Studio 54 Review
To this day disco surprisingly gets a raw deal despite being one of the most important musical and cultural movements of the past 40 years. It’s a genre that certainly lacks the respect it deserves given it provided the foundation for both EDM and rap - two styles that have dominated and shaped the sonic soundscape for the past 20-30 years. Through popularising the club scene, disco also promoted an inclusiveness rarely seen before, bringing together people of colour, women and the LGBTQ+ community into a space where they could escape day-to-day prejudice to simply be themselves - with the vast majority of songs being played dominated by female vocals.
Matt Tyrnauer’s documentary, Studio 54, looks back on the latter years of disco as seen through the short life of the world famous nightclub that became the centre of its world. It was run by Steve Rubell and Ian Schrager, two men who struck up a lifelong friendship after meeting at college and decided to make their fortune by creating nightclub heaven.
Rubell passed away due to AIDS-related complications in 1989 and Schrager opens up to reflect on the highs and lows of their Studio 54 creation for the first time since its closure in 1980. Schrager remains the dominant voice throughout but he is joined by various employees who helped bring this disco paradise to life, including everyone from set and lighting designers to bartenders and doormen.
Studio 54 came out of the ashes of an old CBS studio located in a seedy, rundown area of New York, which eventually turned out to be a blessing in disguise given the design of its infrastructure. Despite the lavish set design what they didn’t have time to secure before opening was a liquor licence, instead working round it with a series of one-night catering permits - a decision that would come back to bite them in the end.
Rubell and Schrager’s dream was to create the ultimate club experience and from the pandemonium of the opening night until its closure 33 months later Studio 54 became the place to be not only in New York but across the country and worldwide. It was the celebrity hotspot of the moment welcoming every famous actor, artist, and musician imaginable (we even see a young 21-year-old Michael Jackson waxing lyrical about the venue). Its selective door policy also left hundreds outside almost every night, with the door staff hand-picking a mixture of misfits, the young and beautiful and the rich and famous to party on behind closed doors.

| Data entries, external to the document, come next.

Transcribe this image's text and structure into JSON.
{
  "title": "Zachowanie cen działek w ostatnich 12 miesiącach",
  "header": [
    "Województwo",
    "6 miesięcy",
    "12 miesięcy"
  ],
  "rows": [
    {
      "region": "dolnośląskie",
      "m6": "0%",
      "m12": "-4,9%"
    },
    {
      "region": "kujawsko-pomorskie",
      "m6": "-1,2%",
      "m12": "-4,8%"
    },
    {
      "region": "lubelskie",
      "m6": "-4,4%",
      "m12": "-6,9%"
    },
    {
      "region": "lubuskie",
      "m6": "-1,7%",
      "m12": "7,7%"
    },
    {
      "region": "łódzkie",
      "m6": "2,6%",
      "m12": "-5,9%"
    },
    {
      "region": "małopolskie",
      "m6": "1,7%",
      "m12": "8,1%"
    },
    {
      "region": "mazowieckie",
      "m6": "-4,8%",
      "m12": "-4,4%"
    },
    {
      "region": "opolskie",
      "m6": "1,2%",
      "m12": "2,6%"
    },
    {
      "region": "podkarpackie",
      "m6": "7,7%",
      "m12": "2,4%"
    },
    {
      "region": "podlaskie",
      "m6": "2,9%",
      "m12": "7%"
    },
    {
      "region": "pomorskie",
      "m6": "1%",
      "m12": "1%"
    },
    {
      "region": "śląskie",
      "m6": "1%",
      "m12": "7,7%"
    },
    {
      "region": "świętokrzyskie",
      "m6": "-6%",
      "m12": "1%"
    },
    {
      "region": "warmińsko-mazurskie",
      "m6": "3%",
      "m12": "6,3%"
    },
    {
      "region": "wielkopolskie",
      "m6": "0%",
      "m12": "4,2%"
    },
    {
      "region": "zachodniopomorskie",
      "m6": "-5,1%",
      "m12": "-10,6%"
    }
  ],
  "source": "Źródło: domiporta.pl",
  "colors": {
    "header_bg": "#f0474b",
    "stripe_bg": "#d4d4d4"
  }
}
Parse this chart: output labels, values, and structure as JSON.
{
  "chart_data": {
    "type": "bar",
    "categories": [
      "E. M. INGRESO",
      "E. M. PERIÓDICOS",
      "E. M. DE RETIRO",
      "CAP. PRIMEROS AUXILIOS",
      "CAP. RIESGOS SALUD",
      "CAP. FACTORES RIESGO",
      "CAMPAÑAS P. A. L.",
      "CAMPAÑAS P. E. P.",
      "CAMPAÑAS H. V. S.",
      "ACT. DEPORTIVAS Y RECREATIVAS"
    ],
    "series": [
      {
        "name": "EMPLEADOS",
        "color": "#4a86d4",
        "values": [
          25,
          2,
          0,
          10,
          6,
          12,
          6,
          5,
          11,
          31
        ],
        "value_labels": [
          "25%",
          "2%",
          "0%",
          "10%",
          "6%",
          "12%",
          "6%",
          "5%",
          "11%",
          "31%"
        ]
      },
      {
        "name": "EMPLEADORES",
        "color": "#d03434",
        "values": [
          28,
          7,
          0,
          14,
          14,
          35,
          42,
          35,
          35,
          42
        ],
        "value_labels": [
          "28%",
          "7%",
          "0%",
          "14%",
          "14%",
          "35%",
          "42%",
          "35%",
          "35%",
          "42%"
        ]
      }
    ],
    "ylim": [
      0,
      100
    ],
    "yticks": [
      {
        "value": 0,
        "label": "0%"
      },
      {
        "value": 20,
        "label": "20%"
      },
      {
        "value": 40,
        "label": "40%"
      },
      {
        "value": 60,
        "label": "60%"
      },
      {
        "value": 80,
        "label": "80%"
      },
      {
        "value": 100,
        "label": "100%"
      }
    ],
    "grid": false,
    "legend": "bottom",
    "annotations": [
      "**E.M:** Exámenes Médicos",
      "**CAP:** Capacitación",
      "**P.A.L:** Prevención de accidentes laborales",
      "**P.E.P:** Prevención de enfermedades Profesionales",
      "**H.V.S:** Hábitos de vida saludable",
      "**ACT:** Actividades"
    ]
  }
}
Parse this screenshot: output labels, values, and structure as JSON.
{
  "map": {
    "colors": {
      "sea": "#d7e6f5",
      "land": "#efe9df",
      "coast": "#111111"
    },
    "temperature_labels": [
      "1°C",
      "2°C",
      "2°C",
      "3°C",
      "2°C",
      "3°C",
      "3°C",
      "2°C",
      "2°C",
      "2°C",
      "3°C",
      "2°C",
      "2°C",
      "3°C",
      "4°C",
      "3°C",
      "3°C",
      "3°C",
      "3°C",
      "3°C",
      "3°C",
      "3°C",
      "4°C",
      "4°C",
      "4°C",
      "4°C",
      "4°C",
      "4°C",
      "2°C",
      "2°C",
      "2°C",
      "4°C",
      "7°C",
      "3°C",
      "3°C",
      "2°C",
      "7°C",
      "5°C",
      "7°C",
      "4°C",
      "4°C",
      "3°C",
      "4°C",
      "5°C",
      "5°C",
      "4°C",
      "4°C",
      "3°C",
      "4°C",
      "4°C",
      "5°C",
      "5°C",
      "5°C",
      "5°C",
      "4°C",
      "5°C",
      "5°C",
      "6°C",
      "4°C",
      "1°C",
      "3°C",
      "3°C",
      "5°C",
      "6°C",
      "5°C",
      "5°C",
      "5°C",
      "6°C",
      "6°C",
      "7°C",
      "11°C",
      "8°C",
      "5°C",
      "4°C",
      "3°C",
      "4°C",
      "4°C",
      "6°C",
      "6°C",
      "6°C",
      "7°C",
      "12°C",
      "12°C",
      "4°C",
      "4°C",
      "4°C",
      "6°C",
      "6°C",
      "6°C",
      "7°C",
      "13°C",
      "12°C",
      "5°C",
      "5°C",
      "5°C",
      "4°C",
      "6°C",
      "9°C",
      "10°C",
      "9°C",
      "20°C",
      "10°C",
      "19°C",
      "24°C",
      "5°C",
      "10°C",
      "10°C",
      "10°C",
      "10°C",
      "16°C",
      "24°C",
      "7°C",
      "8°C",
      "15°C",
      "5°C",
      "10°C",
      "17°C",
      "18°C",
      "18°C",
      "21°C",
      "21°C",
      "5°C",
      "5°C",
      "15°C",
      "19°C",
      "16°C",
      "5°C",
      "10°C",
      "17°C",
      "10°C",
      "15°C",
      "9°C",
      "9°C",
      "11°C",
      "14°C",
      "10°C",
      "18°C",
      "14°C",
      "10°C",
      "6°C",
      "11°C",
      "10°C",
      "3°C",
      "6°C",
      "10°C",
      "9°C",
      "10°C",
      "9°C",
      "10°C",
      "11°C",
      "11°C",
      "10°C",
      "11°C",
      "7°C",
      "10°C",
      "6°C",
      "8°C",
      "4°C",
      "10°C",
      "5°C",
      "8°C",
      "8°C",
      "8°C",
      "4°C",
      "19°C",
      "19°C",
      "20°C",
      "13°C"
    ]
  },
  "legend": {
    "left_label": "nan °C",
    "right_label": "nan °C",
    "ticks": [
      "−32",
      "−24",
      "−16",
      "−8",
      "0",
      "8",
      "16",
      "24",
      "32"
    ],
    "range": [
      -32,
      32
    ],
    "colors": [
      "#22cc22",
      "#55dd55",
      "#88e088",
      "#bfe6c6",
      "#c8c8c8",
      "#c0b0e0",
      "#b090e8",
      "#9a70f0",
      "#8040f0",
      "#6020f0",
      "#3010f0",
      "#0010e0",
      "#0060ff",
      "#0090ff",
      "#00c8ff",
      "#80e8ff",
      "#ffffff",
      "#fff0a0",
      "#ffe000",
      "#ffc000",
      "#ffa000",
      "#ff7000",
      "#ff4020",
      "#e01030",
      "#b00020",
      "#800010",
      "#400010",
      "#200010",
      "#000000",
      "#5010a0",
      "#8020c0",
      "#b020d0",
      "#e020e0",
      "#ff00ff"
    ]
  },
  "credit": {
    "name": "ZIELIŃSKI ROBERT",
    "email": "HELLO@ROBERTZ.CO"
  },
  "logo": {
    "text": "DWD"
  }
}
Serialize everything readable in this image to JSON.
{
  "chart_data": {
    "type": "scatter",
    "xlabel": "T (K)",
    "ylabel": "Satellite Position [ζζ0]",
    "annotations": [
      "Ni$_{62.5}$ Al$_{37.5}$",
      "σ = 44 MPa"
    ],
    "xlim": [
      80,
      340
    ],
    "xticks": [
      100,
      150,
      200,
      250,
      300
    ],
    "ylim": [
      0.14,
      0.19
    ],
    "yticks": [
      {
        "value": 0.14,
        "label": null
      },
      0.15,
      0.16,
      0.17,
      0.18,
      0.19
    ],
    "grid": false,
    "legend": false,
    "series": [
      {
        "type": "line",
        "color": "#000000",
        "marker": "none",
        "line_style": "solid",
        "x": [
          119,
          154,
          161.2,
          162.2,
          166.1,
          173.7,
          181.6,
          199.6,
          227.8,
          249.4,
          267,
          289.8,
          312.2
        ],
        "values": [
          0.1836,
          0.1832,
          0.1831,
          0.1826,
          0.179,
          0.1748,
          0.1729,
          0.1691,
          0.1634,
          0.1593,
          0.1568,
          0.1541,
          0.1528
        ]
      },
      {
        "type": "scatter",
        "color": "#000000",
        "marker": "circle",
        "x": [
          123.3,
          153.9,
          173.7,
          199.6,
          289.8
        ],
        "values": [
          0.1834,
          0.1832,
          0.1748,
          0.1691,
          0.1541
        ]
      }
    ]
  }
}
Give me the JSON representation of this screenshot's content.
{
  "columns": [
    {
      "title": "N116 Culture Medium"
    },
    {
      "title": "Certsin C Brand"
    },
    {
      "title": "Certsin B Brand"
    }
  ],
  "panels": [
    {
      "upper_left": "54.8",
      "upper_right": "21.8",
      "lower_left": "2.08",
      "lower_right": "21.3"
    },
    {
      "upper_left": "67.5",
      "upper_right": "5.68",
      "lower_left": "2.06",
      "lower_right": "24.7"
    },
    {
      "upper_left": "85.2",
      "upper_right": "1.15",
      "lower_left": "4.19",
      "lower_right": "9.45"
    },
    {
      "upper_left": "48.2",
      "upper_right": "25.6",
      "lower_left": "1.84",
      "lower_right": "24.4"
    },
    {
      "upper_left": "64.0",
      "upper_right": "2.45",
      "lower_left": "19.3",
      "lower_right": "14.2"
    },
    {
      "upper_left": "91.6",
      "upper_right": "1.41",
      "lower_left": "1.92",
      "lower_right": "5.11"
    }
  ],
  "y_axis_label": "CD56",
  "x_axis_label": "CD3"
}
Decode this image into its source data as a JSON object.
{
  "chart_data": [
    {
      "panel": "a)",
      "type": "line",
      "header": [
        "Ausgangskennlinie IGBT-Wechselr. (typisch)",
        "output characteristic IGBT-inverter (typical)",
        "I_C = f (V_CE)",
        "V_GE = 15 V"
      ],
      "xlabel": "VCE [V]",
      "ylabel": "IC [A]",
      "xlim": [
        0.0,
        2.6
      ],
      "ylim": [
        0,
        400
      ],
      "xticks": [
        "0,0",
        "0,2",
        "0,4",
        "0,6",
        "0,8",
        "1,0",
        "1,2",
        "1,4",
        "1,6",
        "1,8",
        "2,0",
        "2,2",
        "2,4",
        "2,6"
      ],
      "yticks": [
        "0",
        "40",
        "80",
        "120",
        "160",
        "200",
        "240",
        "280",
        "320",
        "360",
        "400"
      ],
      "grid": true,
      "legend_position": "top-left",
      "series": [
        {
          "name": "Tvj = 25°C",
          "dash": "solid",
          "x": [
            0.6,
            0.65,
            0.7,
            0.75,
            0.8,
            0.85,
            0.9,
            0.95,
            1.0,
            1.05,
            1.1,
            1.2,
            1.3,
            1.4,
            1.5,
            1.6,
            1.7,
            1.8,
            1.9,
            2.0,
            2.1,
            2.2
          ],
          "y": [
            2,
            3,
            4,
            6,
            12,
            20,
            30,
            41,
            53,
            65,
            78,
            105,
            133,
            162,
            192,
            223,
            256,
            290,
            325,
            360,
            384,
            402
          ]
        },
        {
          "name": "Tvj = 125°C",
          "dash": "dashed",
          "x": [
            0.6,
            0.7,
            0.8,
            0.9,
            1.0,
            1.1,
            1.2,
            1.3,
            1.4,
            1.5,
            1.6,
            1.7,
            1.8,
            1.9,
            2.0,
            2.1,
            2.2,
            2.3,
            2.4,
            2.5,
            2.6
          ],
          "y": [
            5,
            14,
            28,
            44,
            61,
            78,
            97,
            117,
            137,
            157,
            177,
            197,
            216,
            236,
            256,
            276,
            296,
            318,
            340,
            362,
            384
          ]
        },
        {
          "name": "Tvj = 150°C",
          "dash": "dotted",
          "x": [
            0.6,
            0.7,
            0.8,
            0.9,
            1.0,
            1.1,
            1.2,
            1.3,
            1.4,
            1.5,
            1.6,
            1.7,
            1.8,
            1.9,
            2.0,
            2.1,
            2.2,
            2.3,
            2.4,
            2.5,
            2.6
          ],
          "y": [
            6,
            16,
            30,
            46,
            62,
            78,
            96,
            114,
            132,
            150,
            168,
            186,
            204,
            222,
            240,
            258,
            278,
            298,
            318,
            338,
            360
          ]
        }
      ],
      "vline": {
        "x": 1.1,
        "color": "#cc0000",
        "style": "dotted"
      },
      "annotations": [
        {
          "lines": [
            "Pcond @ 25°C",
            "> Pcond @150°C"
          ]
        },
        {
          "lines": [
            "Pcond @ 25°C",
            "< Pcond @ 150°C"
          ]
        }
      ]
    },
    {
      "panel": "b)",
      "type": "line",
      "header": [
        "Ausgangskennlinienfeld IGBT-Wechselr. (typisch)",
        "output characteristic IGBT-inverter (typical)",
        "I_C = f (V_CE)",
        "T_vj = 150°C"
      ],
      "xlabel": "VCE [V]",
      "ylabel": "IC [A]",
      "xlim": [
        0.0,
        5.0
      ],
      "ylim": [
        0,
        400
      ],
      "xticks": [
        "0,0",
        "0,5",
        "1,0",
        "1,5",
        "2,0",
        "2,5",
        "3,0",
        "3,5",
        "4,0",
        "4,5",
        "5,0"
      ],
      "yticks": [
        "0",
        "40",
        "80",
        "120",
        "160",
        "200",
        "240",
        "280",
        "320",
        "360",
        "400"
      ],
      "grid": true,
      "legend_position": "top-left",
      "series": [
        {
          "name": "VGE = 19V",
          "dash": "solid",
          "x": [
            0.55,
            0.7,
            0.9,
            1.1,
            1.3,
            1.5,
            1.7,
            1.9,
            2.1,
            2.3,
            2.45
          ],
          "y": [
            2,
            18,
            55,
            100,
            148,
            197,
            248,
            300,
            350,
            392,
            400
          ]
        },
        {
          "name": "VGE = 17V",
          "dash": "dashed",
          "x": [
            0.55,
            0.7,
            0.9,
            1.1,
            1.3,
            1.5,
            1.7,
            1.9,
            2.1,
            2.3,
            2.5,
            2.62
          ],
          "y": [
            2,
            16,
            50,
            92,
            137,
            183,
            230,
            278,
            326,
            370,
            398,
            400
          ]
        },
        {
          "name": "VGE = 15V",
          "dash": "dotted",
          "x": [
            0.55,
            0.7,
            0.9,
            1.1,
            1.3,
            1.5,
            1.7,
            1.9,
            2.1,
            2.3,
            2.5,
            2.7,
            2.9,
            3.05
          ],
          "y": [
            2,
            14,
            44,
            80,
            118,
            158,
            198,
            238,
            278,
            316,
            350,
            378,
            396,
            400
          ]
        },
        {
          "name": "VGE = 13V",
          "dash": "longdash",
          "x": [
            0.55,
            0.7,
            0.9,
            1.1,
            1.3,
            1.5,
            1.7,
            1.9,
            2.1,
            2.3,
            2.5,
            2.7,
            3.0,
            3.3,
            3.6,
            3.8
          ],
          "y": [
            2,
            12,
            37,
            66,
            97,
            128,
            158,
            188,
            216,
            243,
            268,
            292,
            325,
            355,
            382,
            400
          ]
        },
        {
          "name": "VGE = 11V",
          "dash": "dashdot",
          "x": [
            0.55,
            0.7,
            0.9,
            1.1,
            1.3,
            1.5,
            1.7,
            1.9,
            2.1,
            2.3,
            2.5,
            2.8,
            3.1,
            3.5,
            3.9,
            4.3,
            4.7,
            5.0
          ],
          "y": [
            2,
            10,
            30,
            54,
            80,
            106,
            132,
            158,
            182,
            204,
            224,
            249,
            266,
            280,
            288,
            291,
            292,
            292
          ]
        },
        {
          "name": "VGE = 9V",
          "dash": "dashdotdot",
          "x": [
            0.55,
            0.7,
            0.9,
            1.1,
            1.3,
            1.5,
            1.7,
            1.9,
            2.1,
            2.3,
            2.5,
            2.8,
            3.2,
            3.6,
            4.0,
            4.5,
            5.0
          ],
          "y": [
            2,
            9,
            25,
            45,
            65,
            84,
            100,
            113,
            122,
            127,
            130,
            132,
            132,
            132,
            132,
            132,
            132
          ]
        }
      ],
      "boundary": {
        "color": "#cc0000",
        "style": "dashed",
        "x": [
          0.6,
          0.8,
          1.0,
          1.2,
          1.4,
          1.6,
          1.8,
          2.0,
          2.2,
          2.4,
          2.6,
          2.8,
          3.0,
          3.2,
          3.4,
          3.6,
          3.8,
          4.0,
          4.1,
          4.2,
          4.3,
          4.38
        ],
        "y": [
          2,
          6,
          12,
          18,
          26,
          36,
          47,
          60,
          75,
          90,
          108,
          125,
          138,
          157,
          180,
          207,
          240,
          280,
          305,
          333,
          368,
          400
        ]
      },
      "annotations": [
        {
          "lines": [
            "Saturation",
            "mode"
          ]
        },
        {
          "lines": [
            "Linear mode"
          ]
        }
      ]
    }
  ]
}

Tyrnauer pulls out a fantastic selection of old footage from inside and outside the club, mixed with rare newscasts highlighting its various travails, along with an ample amount of photography that transport you right into the heady club nights. Sex and drugs were integral in creating the hedonistic aura that surrounded Studio 54 and there are plenty of stories to tell in that regard, with the constant supply of coke, quaaludes and everything in between eventually helping to bring it to a close.
Schrager admits arrogance got the better of them in the end and following a raid by the IRS that saw them charged with drug possession and skimming between $2-3million from the till they were sentenced to three years in the clink. Ultimately, Studio 54 was closed and the good times were over, coincidentally (or not) at the same time disco was coming to an end, a moment often summarised by Disco Demolition Night - which is also shown - the rise of AIDS, and the start of the get-rich-quick Reagan era.
The duo’s entrepreneurial flair saw them turn their hands to hotel ownership on release, eventually coining the phrase ‘boutique hotels’ although Rubell passed away before he could really enjoy the full benefits of their new empire. While Studio 54 isn’t exactly revolutionary in its approach, Tyrnauer evokes a key cultural period about a nightclub that managed to change the world despite its brief tenure.